IT TAKES A long time for Sonya to explain everything to me. She tells me about Colonel Higgins, a person I never met and hope to never have to meet. She tells me about the twin anomalies, predator and prey, one of which tormented Windale for centuries. It was that thing that plagued my head before the crash. That thing that drove terrible, violent thoughts into my mind when I wasn’t paying attention. It had gotten to all four of us, lured us up to the Hill day after day, year after year. But as it amped up to finish us off for good, I felt it the most, could see what it meant to do. I just couldn’t make sense of it.
Mostly, I just tell Sonya about how gross the motel room was.
“The whole time I was there,” I tell her, “it was like being underwater. I could only come up for air every now and then. And even when I did, I still didn’t feel like I was really there. I was only ever awake through the … the Bug Man?”
By now, I can sit up in bed.
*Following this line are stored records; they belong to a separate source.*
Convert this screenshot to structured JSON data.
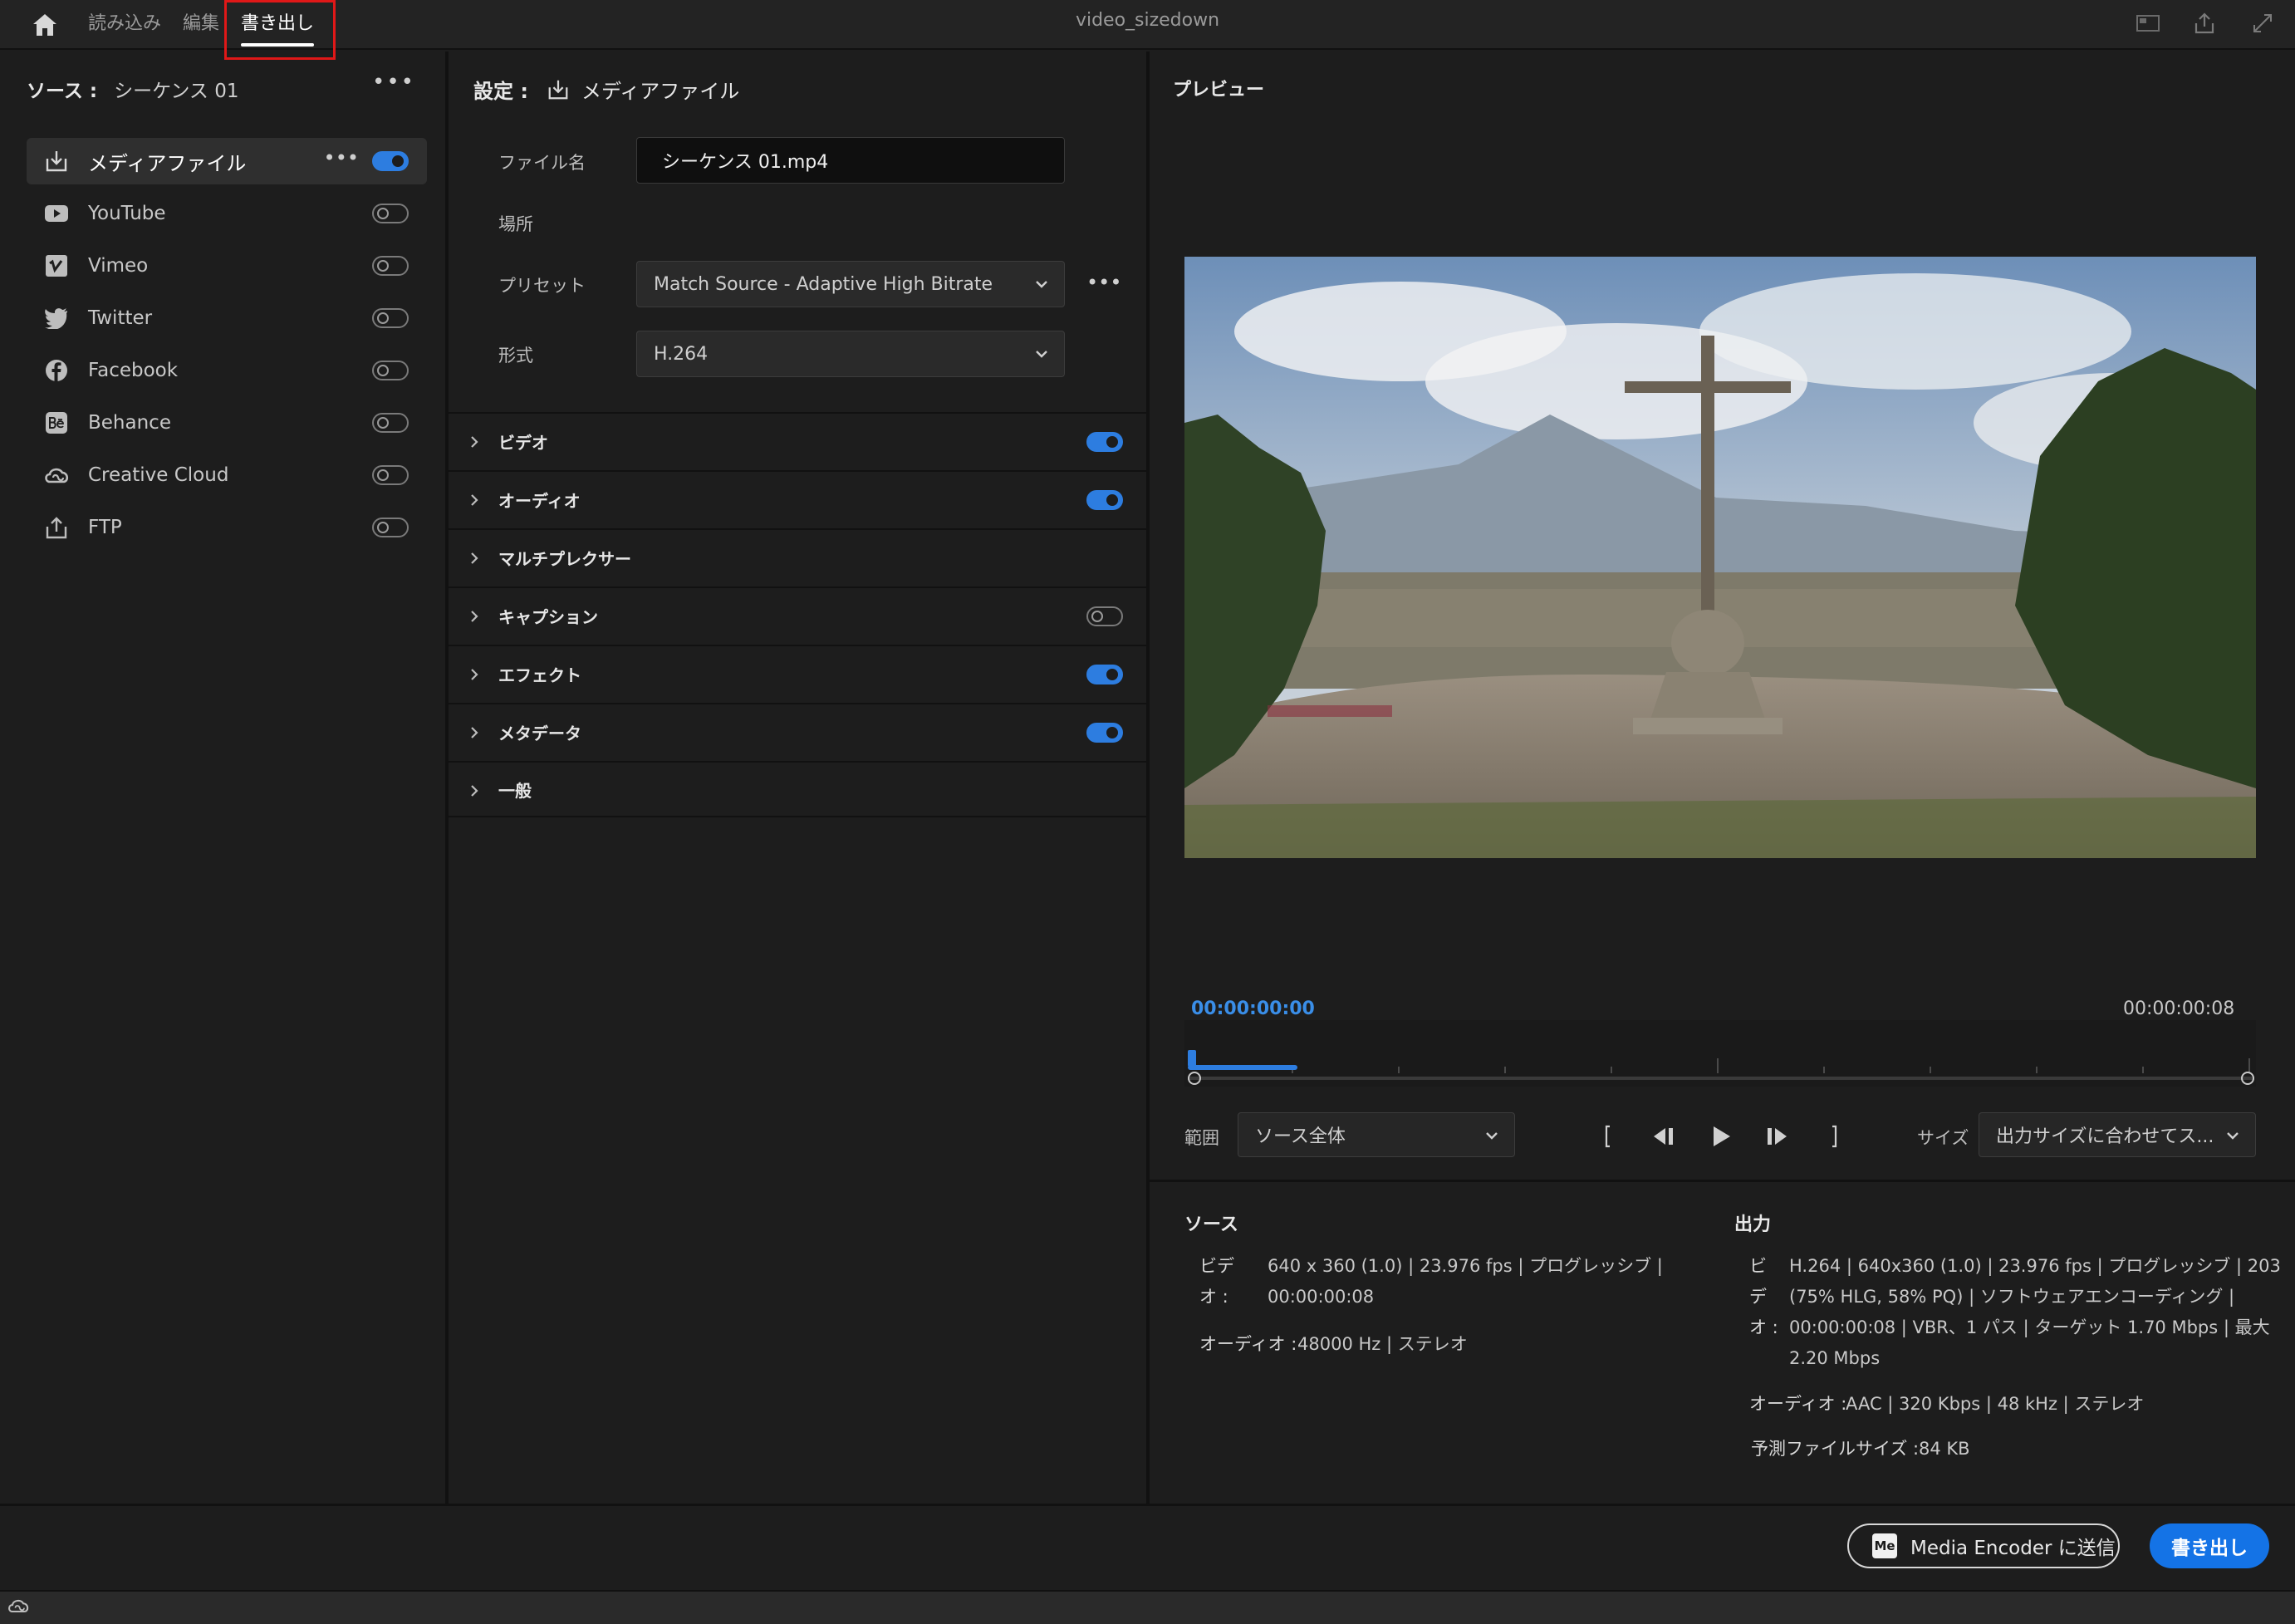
{
  "window_title": "video_sizedown",
  "nav": {
    "tab_import": "読み込み",
    "tab_edit": "編集",
    "tab_export": "書き出し"
  },
  "source": {
    "label": "ソース :",
    "value": "シーケンス 01"
  },
  "destinations": [
    {
      "label": "メディアファイル",
      "icon": "download-icon",
      "enabled": true,
      "active": true
    },
    {
      "label": "YouTube",
      "icon": "youtube-icon",
      "enabled": false
    },
    {
      "label": "Vimeo",
      "icon": "vimeo-icon",
      "enabled": false
    },
    {
      "label": "Twitter",
      "icon": "twitter-icon",
      "enabled": false
    },
    {
      "label": "Facebook",
      "icon": "facebook-icon",
      "enabled": false
    },
    {
      "label": "Behance",
      "icon": "behance-icon",
      "enabled": false
    },
    {
      "label": "Creative Cloud",
      "icon": "creative-cloud-icon",
      "enabled": false
    },
    {
      "label": "FTP",
      "icon": "ftp-upload-icon",
      "enabled": false
    }
  ],
  "settings": {
    "label": "設定 :",
    "target": "メディアファイル",
    "filename_label": "ファイル名",
    "filename_value": "シーケンス 01.mp4",
    "location_label": "場所",
    "preset_label": "プリセット",
    "preset_value": "Match Source - Adaptive High Bitrate",
    "format_label": "形式",
    "format_value": "H.264"
  },
  "sections": [
    {
      "title": "ビデオ",
      "has_toggle": true,
      "enabled": true
    },
    {
      "title": "オーディオ",
      "has_toggle": true,
      "enabled": true
    },
    {
      "title": "マルチプレクサー",
      "has_toggle": false
    },
    {
      "title": "キャプション",
      "has_toggle": true,
      "enabled": false
    },
    {
      "title": "エフェクト",
      "has_toggle": true,
      "enabled": true
    },
    {
      "title": "メタデータ",
      "has_toggle": true,
      "enabled": true
    },
    {
      "title": "一般",
      "has_toggle": false
    }
  ],
  "preview": {
    "label": "プレビュー",
    "timecode_current": "00:00:00:00",
    "timecode_end": "00:00:00:08",
    "playhead_fraction": 0,
    "range_label": "範囲",
    "range_value": "ソース全体",
    "size_label": "サイズ",
    "size_value": "出力サイズに合わせてス..."
  },
  "source_info": {
    "title": "ソース",
    "video_key_line1": "ビデ",
    "video_key_line2": "オ :",
    "video_line1": "640 x 360 (1.0)  |  23.976 fps  |  プログレッシブ  |",
    "video_line2": "00:00:00:08",
    "audio_key": "オーディオ :",
    "audio_value": "48000 Hz  |  ステレオ"
  },
  "output_info": {
    "title": "出力",
    "video_key_l1": "ビ",
    "video_key_l2": "デ",
    "video_key_l3": "オ :",
    "video_line1": "H.264  |  640x360 (1.0)  |  23.976 fps  |  プログレッシブ  |  203",
    "video_line2": "(75% HLG, 58% PQ)  |  ソフトウェアエンコーディング  |",
    "video_line3": "00:00:00:08  |  VBR、1 パス  |  ターゲット 1.70 Mbps  |  最大",
    "video_line4": "2.20 Mbps",
    "audio_key": "オーディオ :",
    "audio_value": "AAC  |  320 Kbps  |  48 kHz  |  ステレオ",
    "size_key": "予測ファイルサイズ :",
    "size_value": "84 KB"
  },
  "buttons": {
    "media_encoder_badge": "Me",
    "media_encoder": "Media Encoder に送信",
    "export": "書き出し"
  },
  "colors": {
    "accent": "#1473e6",
    "toggle_on": "#2d7de0",
    "highlight_box": "#e01818"
  }
}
The gunshot wound in my shoulder is healing. It was a straight in-and-out shot, but it made a mess on the way through. After a couple of minor surgeries and some hospital food that makes Fancy Feast Friday sound like a five-course meal, I’ve been mostly feeling like myself again.
Mostly.
It helps to have Sonya here. It’s a kind of therapy, I guess, talking to her. She’s curled up in the bed beside me. We’ve got some terrible daytime TV on, and we’re sharing a bag of Munchos. It would feel like any other summer day except for the way she’s looking at me. There’s a darkness in her eyes that wasn’t there before, a flicker of something that either got left behind by what happened … or something that got ripped out of her. Maybe it’s both.
“That’s what we called it, yeah,” she says, staring at me gravely. “Stupid name for something that saved our lives.”